Dun Emer Press
Dates
- Existence: 1902 - 1908
Historical Note
Dun Emer Press began as one of three branches of the Dun Emer Guild, an arts and crafts cooperative run by and employing women. The Guild was co-founded in 1902 by Evelyn Gleeson, who oversaw weaving, Elizabeth Yeats, who ran the printing press, and Lily Yeats, who specialized in embroidery, and was located in Gleeson's home, also called Dun Emer, in Dundrum, near Dublin, Ireland.

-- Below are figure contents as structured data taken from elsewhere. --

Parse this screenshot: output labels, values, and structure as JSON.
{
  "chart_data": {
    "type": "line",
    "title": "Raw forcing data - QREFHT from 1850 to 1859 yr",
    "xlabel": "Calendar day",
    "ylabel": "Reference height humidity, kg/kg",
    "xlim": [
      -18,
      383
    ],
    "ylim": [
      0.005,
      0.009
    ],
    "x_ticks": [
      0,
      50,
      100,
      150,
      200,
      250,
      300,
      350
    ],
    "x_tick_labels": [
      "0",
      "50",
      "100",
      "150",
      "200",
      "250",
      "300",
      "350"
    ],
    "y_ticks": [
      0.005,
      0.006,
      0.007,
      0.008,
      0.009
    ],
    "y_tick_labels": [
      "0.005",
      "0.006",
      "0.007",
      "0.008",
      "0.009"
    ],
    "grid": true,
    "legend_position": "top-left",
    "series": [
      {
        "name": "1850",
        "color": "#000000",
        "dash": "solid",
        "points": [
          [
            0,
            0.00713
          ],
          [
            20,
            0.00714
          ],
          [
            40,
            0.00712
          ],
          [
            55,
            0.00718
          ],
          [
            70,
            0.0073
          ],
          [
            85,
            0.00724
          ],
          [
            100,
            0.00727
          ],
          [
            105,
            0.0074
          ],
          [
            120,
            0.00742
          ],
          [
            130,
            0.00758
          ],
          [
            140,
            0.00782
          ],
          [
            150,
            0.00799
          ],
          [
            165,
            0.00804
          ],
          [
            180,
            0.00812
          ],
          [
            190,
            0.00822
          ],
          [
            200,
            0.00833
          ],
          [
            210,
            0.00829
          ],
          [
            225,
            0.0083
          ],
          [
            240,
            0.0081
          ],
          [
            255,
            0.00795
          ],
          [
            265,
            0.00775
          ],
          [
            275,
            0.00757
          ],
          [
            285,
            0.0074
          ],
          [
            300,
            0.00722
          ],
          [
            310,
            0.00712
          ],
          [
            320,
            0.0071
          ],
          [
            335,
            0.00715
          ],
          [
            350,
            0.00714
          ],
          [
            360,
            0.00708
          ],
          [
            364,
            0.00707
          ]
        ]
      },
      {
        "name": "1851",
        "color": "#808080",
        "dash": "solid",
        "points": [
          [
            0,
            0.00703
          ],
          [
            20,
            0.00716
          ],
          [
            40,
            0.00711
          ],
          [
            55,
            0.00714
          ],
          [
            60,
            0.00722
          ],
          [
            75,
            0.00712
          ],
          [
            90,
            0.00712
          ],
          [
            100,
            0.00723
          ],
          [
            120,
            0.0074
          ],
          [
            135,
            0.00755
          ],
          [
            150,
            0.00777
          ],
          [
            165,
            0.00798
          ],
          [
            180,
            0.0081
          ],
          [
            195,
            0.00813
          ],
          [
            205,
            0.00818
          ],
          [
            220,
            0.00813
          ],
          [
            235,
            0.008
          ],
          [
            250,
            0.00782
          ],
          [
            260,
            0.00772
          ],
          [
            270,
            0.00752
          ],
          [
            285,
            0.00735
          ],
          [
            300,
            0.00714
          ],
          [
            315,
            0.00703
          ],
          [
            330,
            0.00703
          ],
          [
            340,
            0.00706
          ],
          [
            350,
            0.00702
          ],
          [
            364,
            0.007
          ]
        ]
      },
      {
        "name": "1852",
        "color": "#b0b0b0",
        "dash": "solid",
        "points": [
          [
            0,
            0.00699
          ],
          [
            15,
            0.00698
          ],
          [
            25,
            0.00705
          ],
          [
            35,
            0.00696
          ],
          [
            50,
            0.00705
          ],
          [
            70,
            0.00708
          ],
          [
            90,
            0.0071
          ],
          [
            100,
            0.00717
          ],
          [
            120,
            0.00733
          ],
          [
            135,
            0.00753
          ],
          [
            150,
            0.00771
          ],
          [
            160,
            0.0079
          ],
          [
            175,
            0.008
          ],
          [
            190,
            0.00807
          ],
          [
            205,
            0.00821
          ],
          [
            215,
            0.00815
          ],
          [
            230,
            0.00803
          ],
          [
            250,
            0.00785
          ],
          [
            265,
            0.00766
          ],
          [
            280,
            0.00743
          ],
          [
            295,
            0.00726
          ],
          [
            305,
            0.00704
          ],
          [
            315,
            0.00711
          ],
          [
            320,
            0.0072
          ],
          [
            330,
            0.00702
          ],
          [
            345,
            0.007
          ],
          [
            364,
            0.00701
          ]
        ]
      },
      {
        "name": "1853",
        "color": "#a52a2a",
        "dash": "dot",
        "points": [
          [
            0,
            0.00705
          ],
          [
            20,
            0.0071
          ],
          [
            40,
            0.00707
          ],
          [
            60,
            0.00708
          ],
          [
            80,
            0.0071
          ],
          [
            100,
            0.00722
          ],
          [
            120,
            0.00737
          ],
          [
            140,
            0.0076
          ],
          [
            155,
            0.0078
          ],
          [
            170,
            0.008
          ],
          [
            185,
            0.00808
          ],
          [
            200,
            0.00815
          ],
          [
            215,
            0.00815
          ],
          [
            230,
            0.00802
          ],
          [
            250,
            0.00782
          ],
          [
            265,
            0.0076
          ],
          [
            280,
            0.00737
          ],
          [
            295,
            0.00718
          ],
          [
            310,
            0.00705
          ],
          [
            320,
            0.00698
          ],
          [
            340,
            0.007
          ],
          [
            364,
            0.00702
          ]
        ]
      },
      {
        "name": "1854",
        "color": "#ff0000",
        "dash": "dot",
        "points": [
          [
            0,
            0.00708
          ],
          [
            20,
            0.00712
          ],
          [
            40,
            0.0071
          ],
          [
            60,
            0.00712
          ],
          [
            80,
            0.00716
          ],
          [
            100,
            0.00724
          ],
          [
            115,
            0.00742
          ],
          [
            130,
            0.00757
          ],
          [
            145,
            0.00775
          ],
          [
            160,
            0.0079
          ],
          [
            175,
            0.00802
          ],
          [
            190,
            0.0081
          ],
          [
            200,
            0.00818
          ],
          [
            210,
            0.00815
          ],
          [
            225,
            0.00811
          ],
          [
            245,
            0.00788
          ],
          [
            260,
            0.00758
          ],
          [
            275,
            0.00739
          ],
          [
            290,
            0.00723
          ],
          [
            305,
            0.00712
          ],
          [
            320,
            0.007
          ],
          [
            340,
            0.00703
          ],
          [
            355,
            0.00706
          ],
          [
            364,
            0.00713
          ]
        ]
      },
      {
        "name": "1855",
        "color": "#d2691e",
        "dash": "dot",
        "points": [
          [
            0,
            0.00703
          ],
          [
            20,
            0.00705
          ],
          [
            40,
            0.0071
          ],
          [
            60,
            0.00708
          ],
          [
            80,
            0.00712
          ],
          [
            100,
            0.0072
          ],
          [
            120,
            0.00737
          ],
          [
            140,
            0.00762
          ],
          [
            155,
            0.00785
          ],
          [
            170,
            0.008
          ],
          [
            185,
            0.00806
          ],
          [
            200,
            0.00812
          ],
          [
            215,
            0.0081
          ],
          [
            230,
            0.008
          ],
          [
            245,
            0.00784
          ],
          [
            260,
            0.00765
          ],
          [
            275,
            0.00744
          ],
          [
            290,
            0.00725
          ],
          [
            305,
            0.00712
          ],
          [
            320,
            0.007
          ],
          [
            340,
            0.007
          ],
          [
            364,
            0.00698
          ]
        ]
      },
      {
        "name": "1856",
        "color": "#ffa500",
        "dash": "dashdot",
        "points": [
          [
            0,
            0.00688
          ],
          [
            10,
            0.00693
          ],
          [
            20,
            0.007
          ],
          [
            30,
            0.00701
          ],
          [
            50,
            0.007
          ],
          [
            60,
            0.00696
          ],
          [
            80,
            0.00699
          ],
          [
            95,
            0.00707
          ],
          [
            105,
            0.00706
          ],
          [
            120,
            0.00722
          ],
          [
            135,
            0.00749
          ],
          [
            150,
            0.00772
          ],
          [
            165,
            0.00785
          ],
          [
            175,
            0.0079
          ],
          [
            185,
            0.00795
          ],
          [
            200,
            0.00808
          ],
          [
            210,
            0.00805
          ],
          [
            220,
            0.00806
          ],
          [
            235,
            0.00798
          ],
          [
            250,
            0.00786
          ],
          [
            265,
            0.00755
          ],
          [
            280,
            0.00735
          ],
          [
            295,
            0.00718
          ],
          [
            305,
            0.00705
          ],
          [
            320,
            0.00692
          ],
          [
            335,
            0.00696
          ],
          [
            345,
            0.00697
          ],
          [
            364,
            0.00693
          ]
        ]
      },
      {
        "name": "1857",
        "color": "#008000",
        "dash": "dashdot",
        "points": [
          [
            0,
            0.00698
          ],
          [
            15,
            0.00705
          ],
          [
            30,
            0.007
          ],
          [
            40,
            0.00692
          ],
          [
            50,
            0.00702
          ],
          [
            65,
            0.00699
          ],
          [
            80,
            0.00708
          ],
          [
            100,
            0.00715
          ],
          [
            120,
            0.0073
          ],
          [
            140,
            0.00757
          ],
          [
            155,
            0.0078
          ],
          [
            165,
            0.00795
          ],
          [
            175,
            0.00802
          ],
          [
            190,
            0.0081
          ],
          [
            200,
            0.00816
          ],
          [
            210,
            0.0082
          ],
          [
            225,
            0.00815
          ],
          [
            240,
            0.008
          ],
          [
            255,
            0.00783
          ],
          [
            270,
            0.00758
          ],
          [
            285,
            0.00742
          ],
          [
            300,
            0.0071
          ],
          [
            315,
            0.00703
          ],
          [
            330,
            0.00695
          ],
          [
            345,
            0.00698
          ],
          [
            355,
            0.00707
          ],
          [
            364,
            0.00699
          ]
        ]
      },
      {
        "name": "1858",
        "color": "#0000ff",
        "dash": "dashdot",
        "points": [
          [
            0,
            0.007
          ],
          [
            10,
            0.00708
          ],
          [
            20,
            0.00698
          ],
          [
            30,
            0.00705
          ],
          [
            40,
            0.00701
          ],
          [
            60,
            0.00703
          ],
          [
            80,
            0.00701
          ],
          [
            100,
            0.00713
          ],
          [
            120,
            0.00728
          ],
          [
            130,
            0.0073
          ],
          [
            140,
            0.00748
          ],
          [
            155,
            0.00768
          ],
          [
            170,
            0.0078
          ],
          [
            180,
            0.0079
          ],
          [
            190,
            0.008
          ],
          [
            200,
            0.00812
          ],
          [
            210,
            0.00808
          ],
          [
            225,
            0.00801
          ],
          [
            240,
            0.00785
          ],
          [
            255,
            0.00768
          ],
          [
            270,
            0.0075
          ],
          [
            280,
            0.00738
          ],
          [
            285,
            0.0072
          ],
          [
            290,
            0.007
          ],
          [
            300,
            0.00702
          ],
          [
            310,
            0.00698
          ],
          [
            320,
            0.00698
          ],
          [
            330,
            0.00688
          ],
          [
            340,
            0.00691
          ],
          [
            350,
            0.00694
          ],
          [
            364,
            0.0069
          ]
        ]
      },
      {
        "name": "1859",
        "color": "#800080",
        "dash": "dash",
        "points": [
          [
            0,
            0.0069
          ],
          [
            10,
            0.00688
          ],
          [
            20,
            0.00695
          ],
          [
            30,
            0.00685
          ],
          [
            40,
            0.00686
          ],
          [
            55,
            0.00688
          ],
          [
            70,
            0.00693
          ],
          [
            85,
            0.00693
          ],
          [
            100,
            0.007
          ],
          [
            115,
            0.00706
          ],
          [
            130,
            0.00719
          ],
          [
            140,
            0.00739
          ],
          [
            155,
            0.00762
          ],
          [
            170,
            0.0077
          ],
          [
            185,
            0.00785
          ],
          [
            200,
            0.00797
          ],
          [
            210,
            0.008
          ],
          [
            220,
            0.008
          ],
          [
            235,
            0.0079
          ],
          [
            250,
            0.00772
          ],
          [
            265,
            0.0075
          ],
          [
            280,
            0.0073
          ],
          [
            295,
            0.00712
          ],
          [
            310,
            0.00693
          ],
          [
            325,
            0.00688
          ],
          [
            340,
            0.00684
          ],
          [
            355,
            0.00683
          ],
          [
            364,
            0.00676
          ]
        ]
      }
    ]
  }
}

Dun Emer Press produced hand-printed, limited editions of books, broadsheets, and cards with Celtic Revival illustrations and poems. The printing style had roots in William Morris's Kelmscott Press, and the Women's Printing Society in London, where Elizabeth had trained. The texts it published were written or selected by W. B. Yeats, who was the press's literary editor and who also subsidized its operations. The broadsheets and many of the cards were illustrated by Jack B. Yeats. The Press produced its first publications in 1903, and by 1904 it was under the umbrella of Dun Emer Industries, a separation of the Yeats sisters' work from that of the Guild under strained relations with Gleeson. In 1908 the Yeats sisters separated from Dun Emer entirely, opening Cuala Industries (Including Cuala Press) in nearby Churchtown, Dublin. Gleeson retained Dun Emer Guild and continued textile production there.
Social Networks and Archival Context (SNAC) Identifier
Found in 1 Collection or Record:
Boston College collection of Yeats family papers
The Boston College collection of Yeats family papers includes artwork, correspondence, manuscripts, notebooks, and photographs by and about siblings W. B., Elizabeth Corbet, Lily, and Jack B. Yeats; their father, John Butler Yeats; the wife of W. B., Georgie Yeats; the daughter of W.B., Anne Yeats; and the son of W.B., Michael B. Yeats. It also documents the running of Cuala Press, a Yeats family business.
Collection is open for research; portions of the collection available digitally.